Les Quatre Fantastiques

Face à l’impossibilité d’aborder les territoires que nous envisagions initialement, nous nous étions résolus à faire la traversée vers les îles Fortunées (les Canaries). Tant pis pour l’Andalousie et Gibraltar, la Méditerranée et les Baléares. Jusqu’à il y a peu, Éole, favorable et constant, semblait vouloir nous pousser dans la bonne direction. La bagatelle de quatre jours de haute mer nous aurait emmenés sûrement jusqu’aux contreforts de Lanzarote, la plus septentrionale des sept îles. Il ne nous manquait plus qu’un équipage.

Deux matelots, non des moindres, curieux de nature et volontaires de cœur, ont, sans plus nous connaître mais séduits par l’entreprise, choisis de rejoindre les bancs de la galère pour défier les flots. La chance était avec nous car ces deux filous, en plus de ragaillardir notre vie de bord, se sont beaucoup appréciés mutuellement. Jeff, vendéen de mise estivale à la bonhommie non feinte est nomade digital et de cinq ans notre cadet. Ancien des Glénans, d’où lui reviennent en écho quelques rudiments de vie marine, il a réussi l’exploit qui consiste à développer en nous une quasi tendresse filiale. Ce jeune homme a le rire jusque dans les yeux et la bonne humeur d’une permanence tenace.

Le 4e Fantastique se cache forcément derrière l'objectif.

 

La fierté andalouse n’est pas qu’un proverbe, qui pis est lorsque l’on est originaire de la province de Cadix. Cris, écrivain et bourlingueur d’à peine un an notre ainé était ravi de se rendre compte du changement de programme qui allait arriver pour être à même de nous dévoiler ce que le sud de la péninsule, encore perclus par le virus, pouvait encore receler. Novice en matière de voile, son inexpérience est compensée par une curiosité permanente, une étonnante résistance physique et une capacité à sentir l’inspiration littéraire le dévorer au milieu de la nuit, pendant son quart, sortant son carnet pour écrire un poème.

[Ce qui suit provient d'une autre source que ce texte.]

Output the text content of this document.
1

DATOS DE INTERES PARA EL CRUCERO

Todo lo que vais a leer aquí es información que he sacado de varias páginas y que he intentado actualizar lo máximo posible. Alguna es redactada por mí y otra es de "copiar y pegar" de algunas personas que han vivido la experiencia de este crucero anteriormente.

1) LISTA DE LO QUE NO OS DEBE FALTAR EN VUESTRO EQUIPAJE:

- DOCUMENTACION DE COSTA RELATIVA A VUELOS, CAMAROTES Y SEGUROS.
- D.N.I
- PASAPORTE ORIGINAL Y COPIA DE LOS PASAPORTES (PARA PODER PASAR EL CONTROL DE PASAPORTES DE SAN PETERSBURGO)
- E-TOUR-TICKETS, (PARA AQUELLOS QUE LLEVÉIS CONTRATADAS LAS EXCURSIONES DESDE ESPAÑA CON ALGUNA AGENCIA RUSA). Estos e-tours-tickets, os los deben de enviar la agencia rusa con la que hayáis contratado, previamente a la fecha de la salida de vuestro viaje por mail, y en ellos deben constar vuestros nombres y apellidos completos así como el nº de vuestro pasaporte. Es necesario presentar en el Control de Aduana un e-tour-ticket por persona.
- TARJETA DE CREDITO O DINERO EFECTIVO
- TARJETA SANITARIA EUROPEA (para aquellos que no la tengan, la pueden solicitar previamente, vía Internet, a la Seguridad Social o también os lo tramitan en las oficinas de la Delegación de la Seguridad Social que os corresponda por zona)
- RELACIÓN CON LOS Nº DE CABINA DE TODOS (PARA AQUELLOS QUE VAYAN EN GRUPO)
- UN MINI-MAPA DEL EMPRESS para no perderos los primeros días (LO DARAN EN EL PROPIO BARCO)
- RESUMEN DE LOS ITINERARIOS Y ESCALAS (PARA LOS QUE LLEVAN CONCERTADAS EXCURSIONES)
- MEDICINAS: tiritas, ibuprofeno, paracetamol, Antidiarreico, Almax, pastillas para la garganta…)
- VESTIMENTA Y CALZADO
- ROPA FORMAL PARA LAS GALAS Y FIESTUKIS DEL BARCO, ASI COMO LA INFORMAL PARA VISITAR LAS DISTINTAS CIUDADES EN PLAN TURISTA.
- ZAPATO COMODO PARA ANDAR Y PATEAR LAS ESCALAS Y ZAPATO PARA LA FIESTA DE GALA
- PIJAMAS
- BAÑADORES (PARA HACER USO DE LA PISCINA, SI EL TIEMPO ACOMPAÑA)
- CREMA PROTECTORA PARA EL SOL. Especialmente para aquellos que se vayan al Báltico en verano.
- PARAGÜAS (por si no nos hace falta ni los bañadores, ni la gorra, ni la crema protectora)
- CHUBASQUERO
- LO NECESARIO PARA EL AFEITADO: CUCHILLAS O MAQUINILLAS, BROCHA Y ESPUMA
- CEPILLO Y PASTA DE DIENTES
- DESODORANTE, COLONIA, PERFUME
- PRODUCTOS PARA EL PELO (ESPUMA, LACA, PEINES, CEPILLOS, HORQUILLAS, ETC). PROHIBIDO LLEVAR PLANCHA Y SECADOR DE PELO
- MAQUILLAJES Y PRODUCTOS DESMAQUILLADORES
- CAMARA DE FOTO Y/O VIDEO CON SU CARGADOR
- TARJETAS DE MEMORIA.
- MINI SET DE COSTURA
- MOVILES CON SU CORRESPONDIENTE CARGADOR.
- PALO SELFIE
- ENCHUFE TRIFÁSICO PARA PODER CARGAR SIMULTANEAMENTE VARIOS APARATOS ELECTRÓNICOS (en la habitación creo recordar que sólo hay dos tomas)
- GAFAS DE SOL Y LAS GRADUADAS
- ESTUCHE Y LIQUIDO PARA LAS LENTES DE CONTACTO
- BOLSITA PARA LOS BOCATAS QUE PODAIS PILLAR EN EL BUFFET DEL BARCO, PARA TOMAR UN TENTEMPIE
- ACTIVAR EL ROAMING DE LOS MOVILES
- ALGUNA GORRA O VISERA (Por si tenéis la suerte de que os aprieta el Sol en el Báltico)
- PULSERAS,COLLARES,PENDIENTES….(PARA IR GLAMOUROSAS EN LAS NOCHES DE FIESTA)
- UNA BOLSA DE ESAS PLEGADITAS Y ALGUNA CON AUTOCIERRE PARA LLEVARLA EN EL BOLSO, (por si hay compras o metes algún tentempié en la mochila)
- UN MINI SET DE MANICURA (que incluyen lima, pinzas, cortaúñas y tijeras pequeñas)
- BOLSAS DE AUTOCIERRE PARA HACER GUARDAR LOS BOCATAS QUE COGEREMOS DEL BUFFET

Notre fine bordée constituée et prête à partir, il n’en fallait pas plus aux dieux pour changer d’avis. Éole s’est donné le temps de prendre une bonne respiration. Nous voilà donc prêts, mais face à un océan déventé. Plus question de prendre la mer pour s’y faire pousser une destinée de bouchon à la dérive, ce qui nous a forcés à faire un choix entre deux possibilités qui nous serons, je le crois, régulières: Attendre ou aller ailleurs.

Mouillage à Portimão où nous profitions souvent de ces magnifiques couchers de soleil.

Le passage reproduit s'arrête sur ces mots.